Who we are as a school.

Who we are as a community.

Our Mission

The mission of Seven Oaks Classical School is to train the minds and improve the hearts of young people through a rigorous classical education in the liberal arts and sciences, with instruction in the principles of moral character and civic virtue.  

To this end, we seek to cultivate certain “pillars of character”: responsibility and respect, perseverance and courage, honesty and integrity, cooperation and citizenship. Teachers at Seven Oaks understand that it is their duty to talk about these and other virtues in their lessons and to model them with their lives. By teaching and practicing these virtues, we hope to prepare students for a life well-lived.

Our Partners

Hillsdale College

Seven Oaks Classical School is a Hillsdale College Member School. Seven Oaks is one of twenty schools across the country partnered with Hillsdale College’s Barney Charter School Initiative. For more than 170 years, Hillsdale College has been a champion of the liberal arts and sciences. Now, through the Barney Charter School Initiative, the college is helping found and support classical charter schools of excellence. Through curriculum design and teacher training, the Initiative helps create schools where students can receive a rich education in the liberal arts and sciences and in the principles of moral character and civic virtue.

Grace College

Seven Oaks Classical School is chartered through Grace College by Grace Schools Charter Authority. As a public charter school, Seven Oaks Classical School must maintain a charter that outlines its contractual obligations to a state-approved authorizer.

Image

The image of the oak tree reflects our belief that students need deep roots and a strong inner core if they are to thrive in the face of life’s challenges. The work of education is not instant, but requires constant nourishment over many years. The result, however, is a beautiful and flourishing life.

Name

Seven Oaks Classical School takes its name from the seven liberal arts of learning, which date from antiquity and were codified in the Middle Ages.
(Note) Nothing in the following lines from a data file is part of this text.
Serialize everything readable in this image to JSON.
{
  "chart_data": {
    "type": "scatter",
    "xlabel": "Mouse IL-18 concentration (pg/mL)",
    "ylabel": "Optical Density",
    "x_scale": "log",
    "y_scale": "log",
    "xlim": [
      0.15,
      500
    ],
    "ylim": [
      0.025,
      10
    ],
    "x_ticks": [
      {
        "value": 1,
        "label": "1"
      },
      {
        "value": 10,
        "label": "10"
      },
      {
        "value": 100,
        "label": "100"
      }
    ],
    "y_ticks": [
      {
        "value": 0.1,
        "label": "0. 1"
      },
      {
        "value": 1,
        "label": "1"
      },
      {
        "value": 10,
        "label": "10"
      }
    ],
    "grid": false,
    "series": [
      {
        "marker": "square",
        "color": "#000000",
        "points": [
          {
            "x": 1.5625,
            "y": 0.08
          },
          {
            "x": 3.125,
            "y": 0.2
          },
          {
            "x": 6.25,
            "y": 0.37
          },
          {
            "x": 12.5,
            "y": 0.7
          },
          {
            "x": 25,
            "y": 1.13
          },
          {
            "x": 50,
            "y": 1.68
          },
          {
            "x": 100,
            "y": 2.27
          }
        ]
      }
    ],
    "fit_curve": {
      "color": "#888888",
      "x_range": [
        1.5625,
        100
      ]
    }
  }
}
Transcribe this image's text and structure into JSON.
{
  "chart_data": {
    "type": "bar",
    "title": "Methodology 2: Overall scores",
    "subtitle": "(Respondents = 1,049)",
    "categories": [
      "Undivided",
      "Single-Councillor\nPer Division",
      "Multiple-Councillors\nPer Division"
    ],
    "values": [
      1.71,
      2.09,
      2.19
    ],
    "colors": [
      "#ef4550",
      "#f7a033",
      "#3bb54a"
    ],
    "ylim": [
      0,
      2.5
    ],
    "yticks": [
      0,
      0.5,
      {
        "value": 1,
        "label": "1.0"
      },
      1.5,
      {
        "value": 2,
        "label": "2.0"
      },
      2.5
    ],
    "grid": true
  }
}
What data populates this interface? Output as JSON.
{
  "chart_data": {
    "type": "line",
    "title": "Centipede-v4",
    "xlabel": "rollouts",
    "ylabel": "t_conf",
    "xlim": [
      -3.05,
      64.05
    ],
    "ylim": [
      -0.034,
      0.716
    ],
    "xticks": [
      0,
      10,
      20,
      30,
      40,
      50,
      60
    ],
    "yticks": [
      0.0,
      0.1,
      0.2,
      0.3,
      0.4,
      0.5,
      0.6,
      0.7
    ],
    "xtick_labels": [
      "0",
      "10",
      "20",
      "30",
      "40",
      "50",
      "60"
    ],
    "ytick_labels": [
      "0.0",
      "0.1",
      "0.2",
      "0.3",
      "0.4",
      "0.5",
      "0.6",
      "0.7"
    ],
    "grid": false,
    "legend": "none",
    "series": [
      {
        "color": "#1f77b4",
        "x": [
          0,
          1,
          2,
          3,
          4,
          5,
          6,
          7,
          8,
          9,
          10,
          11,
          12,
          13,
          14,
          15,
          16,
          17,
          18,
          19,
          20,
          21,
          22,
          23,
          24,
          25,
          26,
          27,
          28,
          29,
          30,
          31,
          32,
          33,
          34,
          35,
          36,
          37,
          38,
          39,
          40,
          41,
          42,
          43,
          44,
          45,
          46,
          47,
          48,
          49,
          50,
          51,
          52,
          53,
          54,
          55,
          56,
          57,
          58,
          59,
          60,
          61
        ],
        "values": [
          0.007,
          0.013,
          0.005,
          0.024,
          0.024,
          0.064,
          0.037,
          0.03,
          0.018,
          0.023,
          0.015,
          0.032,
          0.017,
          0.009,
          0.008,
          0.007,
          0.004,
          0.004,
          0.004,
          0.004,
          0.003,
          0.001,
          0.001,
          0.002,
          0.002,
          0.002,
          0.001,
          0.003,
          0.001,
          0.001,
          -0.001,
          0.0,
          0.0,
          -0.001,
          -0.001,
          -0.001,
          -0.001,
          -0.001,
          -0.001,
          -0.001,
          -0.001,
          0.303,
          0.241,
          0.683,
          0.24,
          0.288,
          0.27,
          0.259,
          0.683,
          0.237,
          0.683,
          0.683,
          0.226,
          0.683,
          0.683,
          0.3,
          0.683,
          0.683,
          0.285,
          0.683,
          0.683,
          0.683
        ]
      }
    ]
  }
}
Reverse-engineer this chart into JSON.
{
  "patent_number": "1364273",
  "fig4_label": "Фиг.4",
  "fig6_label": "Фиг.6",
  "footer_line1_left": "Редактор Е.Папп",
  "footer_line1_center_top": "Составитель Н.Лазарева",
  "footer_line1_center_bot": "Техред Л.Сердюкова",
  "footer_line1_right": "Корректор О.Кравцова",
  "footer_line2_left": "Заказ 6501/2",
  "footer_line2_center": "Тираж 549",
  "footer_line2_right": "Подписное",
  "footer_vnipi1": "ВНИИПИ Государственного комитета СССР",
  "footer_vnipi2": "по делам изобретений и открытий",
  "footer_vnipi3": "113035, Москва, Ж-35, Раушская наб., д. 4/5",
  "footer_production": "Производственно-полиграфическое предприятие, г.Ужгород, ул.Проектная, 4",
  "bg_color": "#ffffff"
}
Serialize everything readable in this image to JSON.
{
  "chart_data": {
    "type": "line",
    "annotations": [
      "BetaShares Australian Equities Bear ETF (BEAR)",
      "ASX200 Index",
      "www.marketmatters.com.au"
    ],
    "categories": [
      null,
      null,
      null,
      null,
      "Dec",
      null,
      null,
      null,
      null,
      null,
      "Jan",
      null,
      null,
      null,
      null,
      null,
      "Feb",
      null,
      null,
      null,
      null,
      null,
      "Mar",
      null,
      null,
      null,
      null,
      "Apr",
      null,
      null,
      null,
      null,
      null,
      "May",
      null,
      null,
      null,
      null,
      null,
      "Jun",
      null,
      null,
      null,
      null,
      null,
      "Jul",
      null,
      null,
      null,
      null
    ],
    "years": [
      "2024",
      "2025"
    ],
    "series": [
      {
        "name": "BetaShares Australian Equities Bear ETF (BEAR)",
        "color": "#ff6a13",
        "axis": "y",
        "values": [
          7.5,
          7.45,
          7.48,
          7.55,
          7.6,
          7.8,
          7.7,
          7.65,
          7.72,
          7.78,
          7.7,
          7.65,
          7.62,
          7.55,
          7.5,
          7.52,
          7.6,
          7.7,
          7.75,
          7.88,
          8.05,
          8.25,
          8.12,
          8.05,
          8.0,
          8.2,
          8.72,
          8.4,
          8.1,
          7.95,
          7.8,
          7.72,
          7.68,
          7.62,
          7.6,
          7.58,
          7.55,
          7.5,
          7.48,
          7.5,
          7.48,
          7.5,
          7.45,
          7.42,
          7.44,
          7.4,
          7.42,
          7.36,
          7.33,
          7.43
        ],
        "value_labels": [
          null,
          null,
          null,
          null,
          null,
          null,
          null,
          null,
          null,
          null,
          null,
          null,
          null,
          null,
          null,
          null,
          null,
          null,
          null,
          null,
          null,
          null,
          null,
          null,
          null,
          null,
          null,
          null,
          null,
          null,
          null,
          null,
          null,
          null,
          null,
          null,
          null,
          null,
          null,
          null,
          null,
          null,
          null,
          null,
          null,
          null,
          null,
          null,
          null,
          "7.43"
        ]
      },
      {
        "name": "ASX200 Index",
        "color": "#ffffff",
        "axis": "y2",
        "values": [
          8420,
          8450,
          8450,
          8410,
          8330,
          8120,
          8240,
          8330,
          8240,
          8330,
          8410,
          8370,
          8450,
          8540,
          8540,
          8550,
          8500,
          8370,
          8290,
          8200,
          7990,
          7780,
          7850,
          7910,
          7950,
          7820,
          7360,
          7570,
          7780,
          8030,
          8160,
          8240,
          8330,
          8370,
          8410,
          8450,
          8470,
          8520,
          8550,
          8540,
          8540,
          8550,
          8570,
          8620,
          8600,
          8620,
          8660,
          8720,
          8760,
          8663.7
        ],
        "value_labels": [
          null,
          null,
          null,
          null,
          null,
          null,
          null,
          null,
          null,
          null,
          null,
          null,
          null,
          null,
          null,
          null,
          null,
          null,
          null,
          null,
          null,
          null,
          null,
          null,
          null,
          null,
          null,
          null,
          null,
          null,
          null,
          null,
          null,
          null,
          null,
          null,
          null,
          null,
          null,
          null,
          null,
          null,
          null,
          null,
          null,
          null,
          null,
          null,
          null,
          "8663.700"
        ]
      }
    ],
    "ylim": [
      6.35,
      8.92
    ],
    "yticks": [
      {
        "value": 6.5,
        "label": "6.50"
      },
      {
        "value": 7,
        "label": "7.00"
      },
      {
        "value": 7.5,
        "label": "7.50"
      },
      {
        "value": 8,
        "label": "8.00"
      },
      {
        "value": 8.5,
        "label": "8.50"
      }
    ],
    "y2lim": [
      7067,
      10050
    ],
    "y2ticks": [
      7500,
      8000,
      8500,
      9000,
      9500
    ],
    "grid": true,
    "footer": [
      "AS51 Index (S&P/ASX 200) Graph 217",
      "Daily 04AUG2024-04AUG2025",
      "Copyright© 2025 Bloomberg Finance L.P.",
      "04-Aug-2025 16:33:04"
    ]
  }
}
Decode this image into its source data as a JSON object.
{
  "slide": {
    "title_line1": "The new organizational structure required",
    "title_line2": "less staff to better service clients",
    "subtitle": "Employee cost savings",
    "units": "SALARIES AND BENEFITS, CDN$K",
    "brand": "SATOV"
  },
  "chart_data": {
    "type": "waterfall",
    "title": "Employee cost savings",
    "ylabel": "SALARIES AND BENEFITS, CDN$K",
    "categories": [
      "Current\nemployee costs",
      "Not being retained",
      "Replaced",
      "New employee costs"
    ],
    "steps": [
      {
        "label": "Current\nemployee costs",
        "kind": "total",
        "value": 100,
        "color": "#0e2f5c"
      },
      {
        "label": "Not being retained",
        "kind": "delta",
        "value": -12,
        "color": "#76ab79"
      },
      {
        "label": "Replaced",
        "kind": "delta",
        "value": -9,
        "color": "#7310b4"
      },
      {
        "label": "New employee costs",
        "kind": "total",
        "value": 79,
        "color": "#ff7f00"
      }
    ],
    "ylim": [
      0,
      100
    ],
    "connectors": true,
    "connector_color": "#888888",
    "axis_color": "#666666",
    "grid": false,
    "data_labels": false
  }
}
These included the trivium, or “three ways”—grammar, logic, and rhetoric—and the quadrivium, or “four ways”—arithmetic, geometry, astronomy, and music. The former focus on speech, the latter on numbers. Together, these arts were thought to provide the best possible foundation for all subsequent studies, for participation in the civic life of the community, and for placing students on a path to know and do the true, the beautiful, and the good.

Motto

Our motto is SCIENTIA EST LIBERTAS, “knowledge is liberty.” We believe that a classical education truly is a liberal education: Traditionally, a classical education has been regarded both as the education that is fitting for citizens of a free society, and the education that best fits citizens to be free. We agree. Our rich and varied education in the arts and sciences frees students from the shackles of their own slender experience. In a very real way, their existence is broadened through an encounter with other times, places, practices, and ideas.